The classification stage was different for each system. The primary system was developed using i-vector representations of the segments obtained from the previous step with logistic regression classification. Perceptual linear prediction (PLP) analysis was used to extract 13 cepstral coefficients, which were combined with two pitch features and augmented with their delta features.
The classification in contrastive system 1 consisted of a Gaussian mean supervector representation of the segments obtained from the previous step through the adaptation of a Universal Background Model (UBM) with 256 components. Classification was performed employing a support vector machine (SVM) with a linear kernel. The feature vectors used in this classifier were 12 MFCCs plus energy as in the segmentation stage, augmented with their delta and delta-delta coefficients.
The contrastive system 2 used a classic GMM maximum likelihood classification with 512 components performed by doing MAP adaptation of a UBM with full-covariance matrices. The set of features was the same that was used in the primary system.
Group 3
Group 3 presented a single primary system based on three independent GMM-UBM detectors of broad acoustic classes (speech, music, and noise in every possible context) with a segmentation-by-classification strategy.
The system was based on MFCC feature vectors including shifted delta coefficients to capture the time dependency structure of the audio. Acoustic classes were modeled through 1024-component MAP-adapted GMMs. Each detector performed a frame-by-frame scoring obtaining one log likelihood stream per acoustic class. These score-streams were smoothed through an average filter over a sliding window in order to deal with the high variability of frame scores. Finally, the smoothed frame-level scores were independently calibrated for each acoustic class by means of linear logistic regression.
Group 4
Group 4 presented a primary system and a contrastive system with a segmentation-by-classification strategy for both of them.
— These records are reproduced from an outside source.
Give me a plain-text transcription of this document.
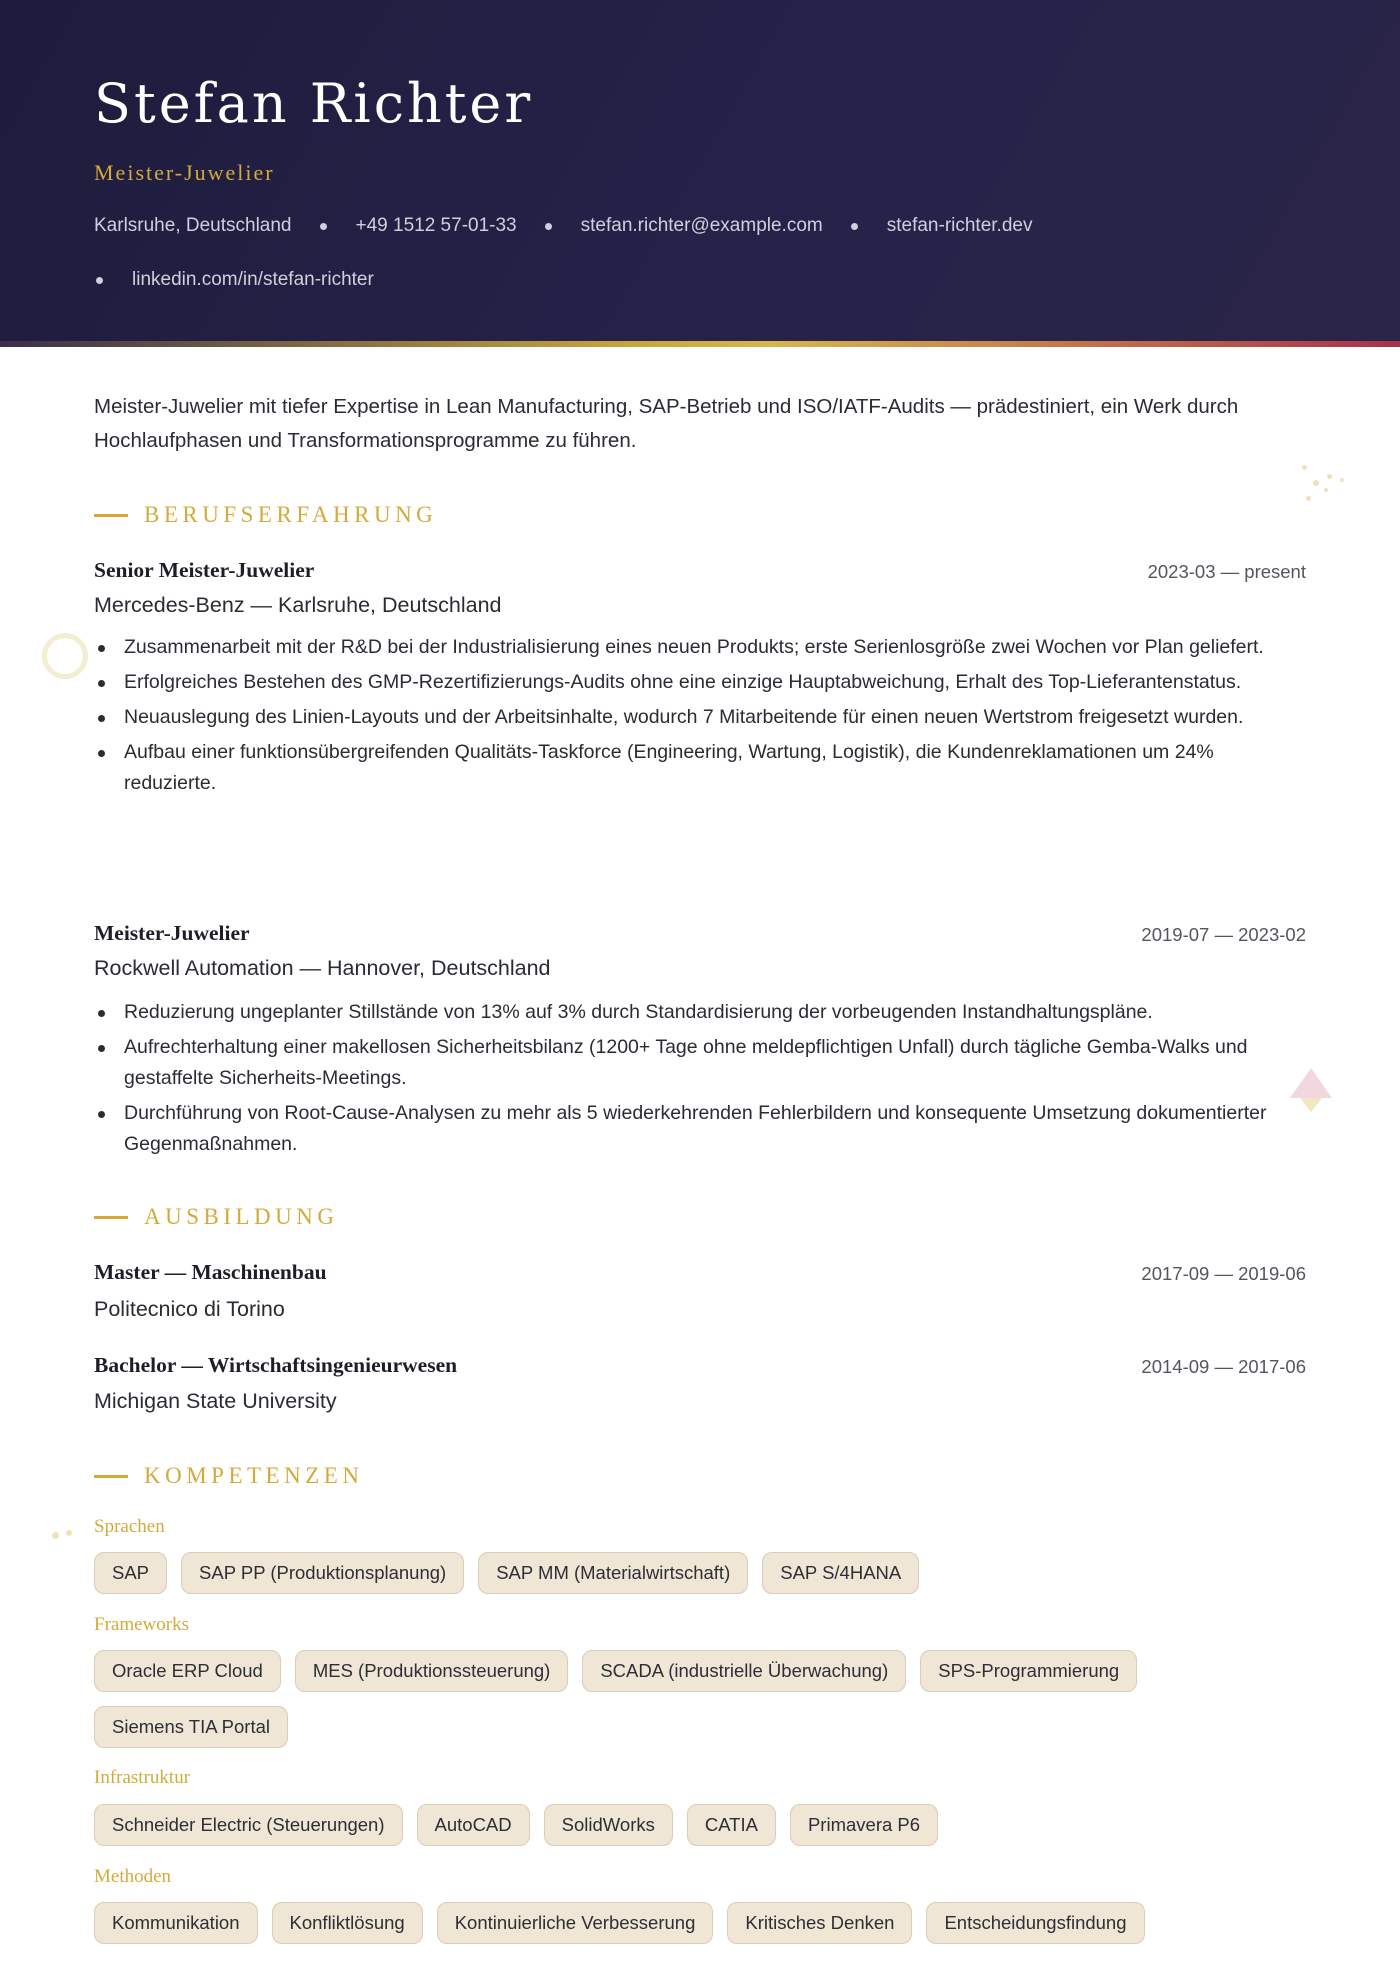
Stefan Richter
Meister-Juwelier
Karlsruhe, Deutschland	+49 1512 57-01-33	stefan.richter@example.com	stefan-richter.dev
linkedin.com/in/stefan-richter
Meister-Juwelier mit tiefer Expertise in Lean Manufacturing, SAP-Betrieb und ISO/IATF-Audits — prädestiniert, ein Werk durch Hochlaufphasen und Transformationsprogramme zu führen.
BERUFSERFAHRUNG
Senior Meister-Juwelier	2023-03 — present
Mercedes-Benz — Karlsruhe, Deutschland
Zusammenarbeit mit der R&D bei der Industrialisierung eines neuen Produkts; erste Serienlosgröße zwei Wochen vor Plan geliefert.
Erfolgreiches Bestehen des GMP-Rezertifizierungs-Audits ohne eine einzige Hauptabweichung, Erhalt des Top-Lieferantenstatus.
Neuauslegung des Linien-Layouts und der Arbeitsinhalte, wodurch 7 Mitarbeitende für einen neuen Wertstrom freigesetzt wurden.
Aufbau einer funktionsübergreifenden Qualitäts-Taskforce (Engineering, Wartung, Logistik), die Kundenreklamationen um 24% reduzierte.
Meister-Juwelier	2019-07 — 2023-02
Rockwell Automation — Hannover, Deutschland
Reduzierung ungeplanter Stillstände von 13% auf 3% durch Standardisierung der vorbeugenden Instandhaltungspläne.
Aufrechterhaltung einer makellosen Sicherheitsbilanz (1200+ Tage ohne meldepflichtigen Unfall) durch tägliche Gemba-Walks und gestaffelte Sicherheits-Meetings.
Durchführung von Root-Cause-Analysen zu mehr als 5 wiederkehrenden Fehlerbildern und konsequente Umsetzung dokumentierter Gegenmaßnahmen.
AUSBILDUNG
Master — Maschinenbau	2017-09 — 2019-06
Politecnico di Torino
Bachelor — Wirtschaftsingenieurwesen	2014-09 — 2017-06
Michigan State University
KOMPETENZEN
Sprachen
SAP	SAP PP (Produktionsplanung)	SAP MM (Materialwirtschaft)	SAP S/4HANA
Frameworks
Oracle ERP Cloud	MES (Produktionssteuerung)	SCADA (industrielle Überwachung)	SPS-Programmierung
Siemens TIA Portal
Infrastruktur
Schneider Electric (Steuerungen)	AutoCAD	SolidWorks	CATIA	Primavera P6
Methoden
Kommunikation	Konfliktlösung	Kontinuierliche Verbesserung	Kritisches Denken	Entscheidungsfindung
The proposed system was based on a “binary key” (BK) modeling approach originally designed for speaker recognition [39] and later applied successfully in a speech activity detection task [40]. The approach provided a compact representation of a class model through a binary vector (vector only containing zeros and ones) by transforming the continuous acoustic space into a discrete binary one. This transformation was done by means of a UBM-like model called Binary Key Background Model (KBM). Once the binary representation of the input audio was obtained, subsequent operations were performed in the binary domain, and calculations mainly involve bit-wise operations between pairs of binary keys. Segment assignment was done by comparing each segment BK with the N BKs (previously estimated using the KBM and training data) for each of the N target audio classes. Two alternatives to compute the similarity between two binary keys were proposed, one for the primary system and other for the contrastive system, respectively.